The bill, which was created in response to the growing number of near-collisions between drones and commercial airplanes, wants to regulate the maximum height for flight, the weather and time-of-day conditions for flight, and any areas or circumstances where flights may be prohibited or limited, such as near airports.
The Consumer Drone Safety Act is also rubbing some drone experts the wrong way, according to Business Insider, saying it could stifle innovation in the industry. Brendan Schulman, head of the Unmanned Aircraft Systems practice at New York City-based law firm Kramer Levin Naftalis & Frankel, said that “there’s potential for this to turn into a rather draconian set of limits on both the user and the manufacturer.
The bill, if passed, would require drone manufacturers to update existing consumer drones to meet these new safety restrictions by adding technologies such as collision avoidance, geo-fencing, “anti-tampering” safeguards and more.
DJI recently introduced its Guidance collision-avoidance system, but these technologies are still being developed, which creates a “cart-before-the-horse problem for manufacturers and regulators should the Consumer Drone Safety Act be passed into law.”
And all this added technology could make consumer drones unaffordable. “If you were to incorporate all of these technologies on consumer drones, I don’t know if they would be affordable anymore,” Schulman said. “And that’s going to put a lot of these new startups out of business.”
Jesse Kallman, director of business development and regulatory affairs for Airware, a San Francisco-based startup, told Business Insider that “education is the biggest thing we can do for the industry. Imposing a bunch of technology restrictions doesn’t make sense in a lot of cases.”

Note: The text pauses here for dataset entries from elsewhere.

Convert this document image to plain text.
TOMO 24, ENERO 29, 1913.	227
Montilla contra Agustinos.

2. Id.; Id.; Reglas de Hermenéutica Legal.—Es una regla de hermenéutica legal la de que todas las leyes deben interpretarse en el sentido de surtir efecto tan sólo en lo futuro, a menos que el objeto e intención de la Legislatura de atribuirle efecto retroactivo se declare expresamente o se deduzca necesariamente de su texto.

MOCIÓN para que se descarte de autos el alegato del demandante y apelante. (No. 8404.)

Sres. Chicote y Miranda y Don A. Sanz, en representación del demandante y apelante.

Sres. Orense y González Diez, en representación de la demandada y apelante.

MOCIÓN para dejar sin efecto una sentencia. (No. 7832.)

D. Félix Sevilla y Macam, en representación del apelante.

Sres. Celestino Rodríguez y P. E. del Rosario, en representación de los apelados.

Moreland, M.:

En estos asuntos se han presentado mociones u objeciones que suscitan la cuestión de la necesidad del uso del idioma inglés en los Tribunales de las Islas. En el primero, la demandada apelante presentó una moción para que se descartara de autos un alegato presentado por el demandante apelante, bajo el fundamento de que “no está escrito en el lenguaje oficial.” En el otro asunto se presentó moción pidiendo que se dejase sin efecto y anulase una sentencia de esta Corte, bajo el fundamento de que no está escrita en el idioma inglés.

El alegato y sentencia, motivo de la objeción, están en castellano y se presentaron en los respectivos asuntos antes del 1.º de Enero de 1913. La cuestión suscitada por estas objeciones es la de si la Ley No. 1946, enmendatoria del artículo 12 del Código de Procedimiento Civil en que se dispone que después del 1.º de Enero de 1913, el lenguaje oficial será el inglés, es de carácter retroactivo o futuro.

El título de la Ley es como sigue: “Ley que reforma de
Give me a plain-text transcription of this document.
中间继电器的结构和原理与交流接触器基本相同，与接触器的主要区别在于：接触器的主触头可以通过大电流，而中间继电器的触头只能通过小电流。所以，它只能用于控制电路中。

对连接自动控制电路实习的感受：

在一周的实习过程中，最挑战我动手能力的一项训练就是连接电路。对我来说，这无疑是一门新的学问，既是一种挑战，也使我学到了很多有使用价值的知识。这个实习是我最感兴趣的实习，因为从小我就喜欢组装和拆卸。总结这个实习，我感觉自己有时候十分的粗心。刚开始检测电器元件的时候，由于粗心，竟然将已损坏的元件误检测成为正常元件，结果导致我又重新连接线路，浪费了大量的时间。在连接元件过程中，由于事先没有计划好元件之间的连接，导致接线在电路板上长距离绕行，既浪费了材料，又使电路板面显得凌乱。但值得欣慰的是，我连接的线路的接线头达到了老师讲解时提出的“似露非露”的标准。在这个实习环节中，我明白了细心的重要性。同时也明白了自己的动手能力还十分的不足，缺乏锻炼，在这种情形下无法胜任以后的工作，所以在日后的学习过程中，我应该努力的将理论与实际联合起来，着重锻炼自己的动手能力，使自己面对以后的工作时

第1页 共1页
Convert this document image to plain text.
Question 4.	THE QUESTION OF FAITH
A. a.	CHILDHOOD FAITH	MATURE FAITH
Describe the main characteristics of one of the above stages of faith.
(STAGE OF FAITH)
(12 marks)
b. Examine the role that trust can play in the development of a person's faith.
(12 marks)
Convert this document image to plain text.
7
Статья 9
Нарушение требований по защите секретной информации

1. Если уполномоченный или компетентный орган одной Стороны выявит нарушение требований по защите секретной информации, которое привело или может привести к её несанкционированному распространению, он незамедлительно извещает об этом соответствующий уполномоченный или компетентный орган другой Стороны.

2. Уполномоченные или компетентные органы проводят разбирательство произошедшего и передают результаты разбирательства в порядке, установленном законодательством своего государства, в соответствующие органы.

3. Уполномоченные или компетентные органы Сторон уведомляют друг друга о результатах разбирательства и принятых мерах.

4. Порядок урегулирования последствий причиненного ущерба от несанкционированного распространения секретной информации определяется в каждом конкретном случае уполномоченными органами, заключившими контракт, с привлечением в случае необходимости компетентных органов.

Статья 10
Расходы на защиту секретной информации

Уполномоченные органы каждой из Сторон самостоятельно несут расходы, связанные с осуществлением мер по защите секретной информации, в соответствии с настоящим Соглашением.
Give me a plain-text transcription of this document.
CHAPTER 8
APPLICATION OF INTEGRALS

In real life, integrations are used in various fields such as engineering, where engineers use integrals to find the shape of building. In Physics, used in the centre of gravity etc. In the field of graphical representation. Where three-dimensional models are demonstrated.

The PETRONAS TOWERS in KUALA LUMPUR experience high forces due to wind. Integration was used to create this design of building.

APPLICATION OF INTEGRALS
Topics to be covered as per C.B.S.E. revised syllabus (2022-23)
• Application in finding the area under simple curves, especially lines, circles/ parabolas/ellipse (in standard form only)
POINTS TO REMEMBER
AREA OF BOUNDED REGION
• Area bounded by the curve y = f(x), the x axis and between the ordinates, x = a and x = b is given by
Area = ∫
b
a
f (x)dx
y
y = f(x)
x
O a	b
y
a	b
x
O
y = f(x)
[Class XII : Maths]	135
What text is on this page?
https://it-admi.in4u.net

“I’m in agreement with the spirit of the bill,” said Lisa Ellman, Co-Chair of the Global UAS Practice and one-time policy advisor to the Obama administration. “But being prescriptive about what technologies manufacturers should include are things that industry and policy makers are already working on now, and it doesn’t make sense to get in the way of that. We want to enforce safety without inhibiting innovation.”